La fronde va-t-elle s’étendre ? Le "Collectif LBO" y travaille. Créé au début de l’année par des cégétistes (salariés de la Caisse des dépôts), il a sensibilisé les syndicalistes de STMicroelectronics, de la Fnac, du Printemps ou de Cegelec. Leur action commence à intéresser la confédération. " L’idée serait d’aider ce collectif à se structurer un peu plus et à élaborer au niveau confédéral un plan d’actions pour une réglementation minimale des fonds", confie un syndicaliste.

L’Association française des investisseurs en capital (AFIC), centre, elle, son discours sur les effets bénéfiques des fonds pour la croissance (rachat des entreprises, renforcement de l’activité, création d’emplois). Néanmoins, certains de ses membres ont pris contacts avec les syndicats pour tenter de désamorcer la grogne. Après avoir rencontré FO et la CFDT, ils comptent voir les responsables de la CGT et de la CFTC. Par ailleurs, l’AFIC a proposé un amendement au projet de loi pour le développement de la participation et de l’actionnariat salarié, visant à faciliter l’investissement des salariés au côté des fonds.

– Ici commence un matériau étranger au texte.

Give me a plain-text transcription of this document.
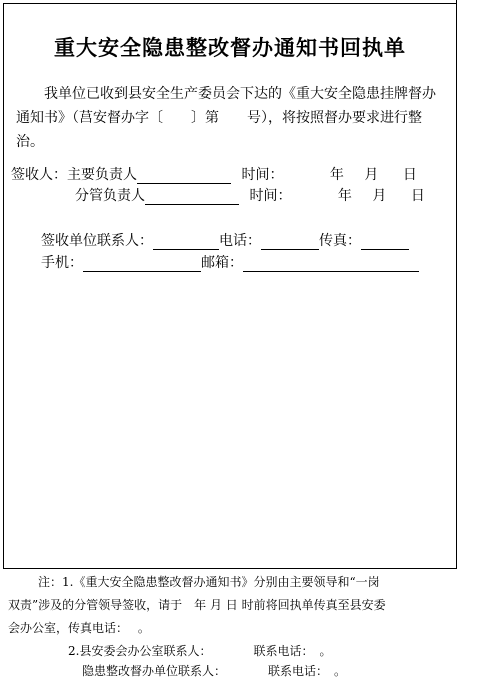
重大安全隐患整改督办通知书回执单
我单位已收到县安全生产委员会下达的《重大安全隐患挂牌督办通知书》（莒安督办字〔　　〕第　　号），将按照督办要求进行整治。
签收人：主要负责人	时间：	年 月 日
分管负责人	时间：	年 月 日
签收单位联系人：	电话：	传真：
手机：	邮箱：
注：1.《重大安全隐患整改督办通知书》分别由主要领导和“一岗
双责”涉及的分管领导签收，请于　年 月 日 时前将回执单传真至县安委
会办公室，传真电话：　 。
2.县安委会办公室联系人：　　　　联系电话：　。
隐患整改督办单位联系人：　　　　联系电话：　。
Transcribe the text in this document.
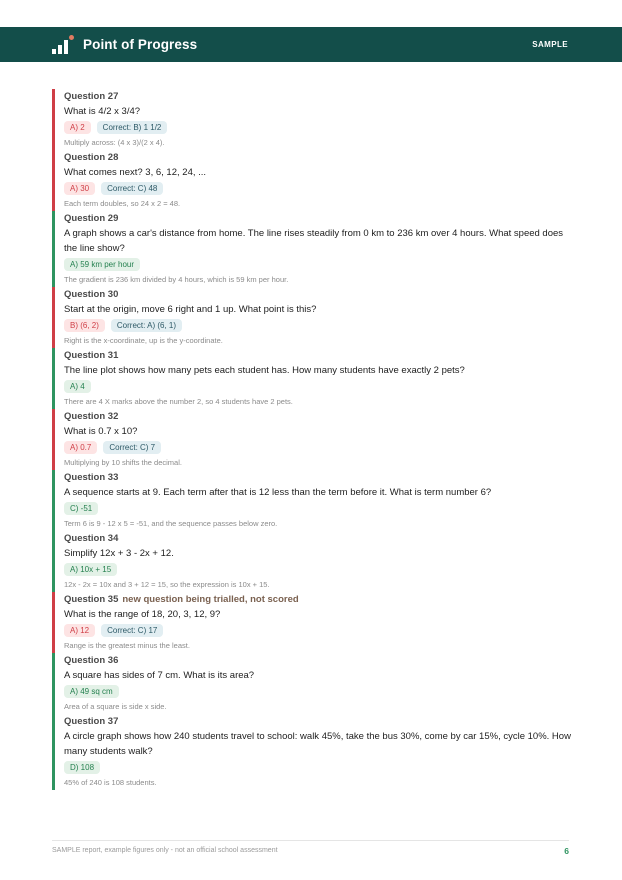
Point of Progress	SAMPLE
Question 27
What is 4/2 x 3/4?
A) 2	Correct: B) 1 1/2
Multiply across: (4 x 3)/(2 x 4).
Question 28
What comes next? 3, 6, 12, 24, ...
A) 30	Correct: C) 48
Each term doubles, so 24 x 2 = 48.
Question 29
A graph shows a car's distance from home. The line rises steadily from 0 km to 236 km over 4 hours. What speed does the line show?
A) 59 km per hour
The gradient is 236 km divided by 4 hours, which is 59 km per hour.
Question 30
Start at the origin, move 6 right and 1 up. What point is this?
B) (6, 2)	Correct: A) (6, 1)
Right is the x-coordinate, up is the y-coordinate.
Question 31
The line plot shows how many pets each student has. How many students have exactly 2 pets?
A) 4
There are 4 X marks above the number 2, so 4 students have 2 pets.
Question 32
What is 0.7 x 10?
A) 0.7	Correct: C) 7
Multiplying by 10 shifts the decimal.
Question 33
A sequence starts at 9. Each term after that is 12 less than the term before it. What is term number 6?
C) -51
Term 6 is 9 - 12 x 5 = -51, and the sequence passes below zero.
Question 34
Simplify 12x + 3 - 2x + 12.
A) 10x + 15
12x - 2x = 10x and 3 + 12 = 15, so the expression is 10x + 15.
Question 35 new question being trialled, not scored
What is the range of 18, 20, 3, 12, 9?
A) 12	Correct: C) 17
Range is the greatest minus the least.
Question 36
A square has sides of 7 cm. What is its area?
A) 49 sq cm
Area of a square is side x side.
Question 37
A circle graph shows how 240 students travel to school: walk 45%, take the bus 30%, come by car 15%, cycle 10%. How many students walk?
D) 108
45% of 240 is 108 students.
SAMPLE report, example figures only - not an official school assessment	6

Cette proposition n’a pas été retenue par les parlementaires mais l’AFIC pourrait la reproposer lors de l’examen du texte en commission mixte paritaire (prévue fin novembre). " Ce serait un moyen pour les fonds de restaurer leur image face à des revendications salariales légitimes", estime Emmanuelle Barbara, avocate spécialiste du droit du travail chez Auguste & Debouzy.


CHIFFRES

350 MILLIARDS D’EUROS. C’est le montant total dont les fonds d’investissement disposent aujourd’hui pour investir dans le monde. En Europe, ils ont collecté 72 milliards d’euros en 2005 auprès de fonds de pension et de grandes fortunes. Depuis quatre ans, ces acteurs sont présents dans une acquisition d’entreprise sur quatre ou cinq.

3 600 SOCIÉTÉS. C’est le nombre estimé d’entreprises françaises contrôlées par des fonds d’investissement (soit 6 % de l’effectif salarié du privé) en 2004, selon l’Association française des investisseurs en capital (AFIC).

DEUX-TIERS. C’est ce que pèse la dette dans un rachat avec un montage en "Leverage buy out" (LBO). Les fonds n’apportent qu’un tiers de capital propre.